DECENT BUT DATED, JUST LIKE DENZEL
ALSO SHOWING
A VETERAN, seen-it-all, out-of-town cop, haunted by memories of a long-ago unsolved case that effectively wrecked his career, teams up with a shiny young college-boy cop when a serial killer reemerges in Los Angeles — only for the younger guy to get an emotional clobbering, too.
If that sounds like a dated premise, it’s because it is; writer-director John Lee Hancock had the original idea in 1993.
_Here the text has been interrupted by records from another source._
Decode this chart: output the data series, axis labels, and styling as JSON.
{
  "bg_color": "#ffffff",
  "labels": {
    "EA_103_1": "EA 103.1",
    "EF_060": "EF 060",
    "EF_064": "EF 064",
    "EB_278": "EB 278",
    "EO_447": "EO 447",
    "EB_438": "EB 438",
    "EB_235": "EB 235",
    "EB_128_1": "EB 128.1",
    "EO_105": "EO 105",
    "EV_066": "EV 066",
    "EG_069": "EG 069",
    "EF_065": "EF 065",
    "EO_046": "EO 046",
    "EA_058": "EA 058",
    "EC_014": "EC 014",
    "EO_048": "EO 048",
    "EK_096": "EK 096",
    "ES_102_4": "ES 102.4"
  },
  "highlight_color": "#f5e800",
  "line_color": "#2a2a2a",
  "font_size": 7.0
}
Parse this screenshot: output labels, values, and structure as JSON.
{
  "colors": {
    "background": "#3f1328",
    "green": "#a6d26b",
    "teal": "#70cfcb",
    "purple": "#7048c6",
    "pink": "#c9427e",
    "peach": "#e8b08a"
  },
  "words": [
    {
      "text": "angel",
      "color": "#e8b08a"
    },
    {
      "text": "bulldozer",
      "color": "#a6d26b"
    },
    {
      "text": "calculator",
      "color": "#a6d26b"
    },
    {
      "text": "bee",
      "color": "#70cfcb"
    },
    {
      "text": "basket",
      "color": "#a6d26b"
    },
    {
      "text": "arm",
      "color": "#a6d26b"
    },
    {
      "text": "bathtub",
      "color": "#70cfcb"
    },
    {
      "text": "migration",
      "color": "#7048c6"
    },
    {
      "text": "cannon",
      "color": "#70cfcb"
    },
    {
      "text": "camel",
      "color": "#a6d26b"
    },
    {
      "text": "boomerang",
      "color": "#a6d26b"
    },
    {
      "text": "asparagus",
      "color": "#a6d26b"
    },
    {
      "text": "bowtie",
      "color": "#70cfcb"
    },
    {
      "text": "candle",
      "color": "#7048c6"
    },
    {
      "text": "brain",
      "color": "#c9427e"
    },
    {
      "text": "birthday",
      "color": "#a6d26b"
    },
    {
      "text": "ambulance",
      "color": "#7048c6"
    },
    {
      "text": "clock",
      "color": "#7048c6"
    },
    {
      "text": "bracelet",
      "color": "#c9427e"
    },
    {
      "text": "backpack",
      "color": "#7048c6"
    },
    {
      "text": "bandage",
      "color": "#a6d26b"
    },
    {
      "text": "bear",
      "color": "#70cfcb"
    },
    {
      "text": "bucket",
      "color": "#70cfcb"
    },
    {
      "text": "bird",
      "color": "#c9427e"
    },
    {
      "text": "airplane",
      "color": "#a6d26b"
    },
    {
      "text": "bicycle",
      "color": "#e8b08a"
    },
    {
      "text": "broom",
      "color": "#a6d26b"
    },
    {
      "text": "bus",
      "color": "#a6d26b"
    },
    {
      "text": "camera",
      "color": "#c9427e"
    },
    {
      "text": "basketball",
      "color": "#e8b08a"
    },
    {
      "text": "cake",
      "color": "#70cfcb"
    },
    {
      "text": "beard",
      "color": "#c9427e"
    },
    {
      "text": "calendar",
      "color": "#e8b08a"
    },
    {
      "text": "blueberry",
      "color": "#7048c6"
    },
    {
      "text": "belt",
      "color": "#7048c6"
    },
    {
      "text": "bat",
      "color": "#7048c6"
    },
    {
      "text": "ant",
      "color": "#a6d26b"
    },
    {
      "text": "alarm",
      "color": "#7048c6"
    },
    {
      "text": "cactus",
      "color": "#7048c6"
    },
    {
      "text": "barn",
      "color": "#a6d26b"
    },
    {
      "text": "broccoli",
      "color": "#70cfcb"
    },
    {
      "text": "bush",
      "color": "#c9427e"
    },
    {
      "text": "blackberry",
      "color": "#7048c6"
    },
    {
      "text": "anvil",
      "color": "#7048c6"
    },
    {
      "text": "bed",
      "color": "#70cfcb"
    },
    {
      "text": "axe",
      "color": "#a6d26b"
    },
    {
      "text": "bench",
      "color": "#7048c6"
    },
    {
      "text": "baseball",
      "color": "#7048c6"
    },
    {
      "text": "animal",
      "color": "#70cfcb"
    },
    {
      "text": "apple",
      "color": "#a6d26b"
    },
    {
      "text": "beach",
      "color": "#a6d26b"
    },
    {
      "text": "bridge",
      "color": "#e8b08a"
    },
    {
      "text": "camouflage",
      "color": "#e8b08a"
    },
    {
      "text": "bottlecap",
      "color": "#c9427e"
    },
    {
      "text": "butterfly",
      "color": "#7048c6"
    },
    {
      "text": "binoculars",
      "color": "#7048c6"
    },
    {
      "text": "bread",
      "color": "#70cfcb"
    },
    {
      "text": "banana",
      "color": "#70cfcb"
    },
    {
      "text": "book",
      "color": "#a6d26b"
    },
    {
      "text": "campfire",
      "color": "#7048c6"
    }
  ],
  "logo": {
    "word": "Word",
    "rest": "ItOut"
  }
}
The Little Things (★★★II) seems like a throwback on screen, as well as on paper. But with Denzel Washington and Rami Malek as the two crimebusters, and Jared Leto as their seedy chief suspect, the retro feel doesn’t stop a moody psychological thriller from exerting a grip. It’s not without flaws: are there really uniformed cops in the U.S. as old as Washington (who turns 67 this year)? But it’s slick, atmospheric, nicely acted and beautifully shot.
Cherry (★★III) offers another cocktail of crime and mental health, as a disturbed former U.S. soldier (Tom Holland) becomes a bank robber to fund his drug addiction. The film is directed by the Russo brothers, who have worked with Holland in the Avengers films, but this is a much less successful collaboration, not least because the protagonist does a ‘Goodfellas’ by narrating his own life story. Here, through no particular fault of Holland’s, it becomes very wearing very quickly.
So does Yes Day (★★III), which is a shame, because we could all do with a decent family comedy. But this is mostly a saccharine and inane mess, in which an all-American mom (Jennifer Garner) is goaded into reforming her children’s view of her as a fun-wrecking tyrant by granting them 24 hours in which she and her husband (a floundering Edgar Ramirez) will answer affirmatively to all their demands. The British sitcom Outnumbered covered similar territory with infinitely more wit. Yes Day, by contrast, is a definite no-no.
■ THE Little Things is available on most digital platforms. Cherry is on Apple TV+; Yes Day is on Netflix.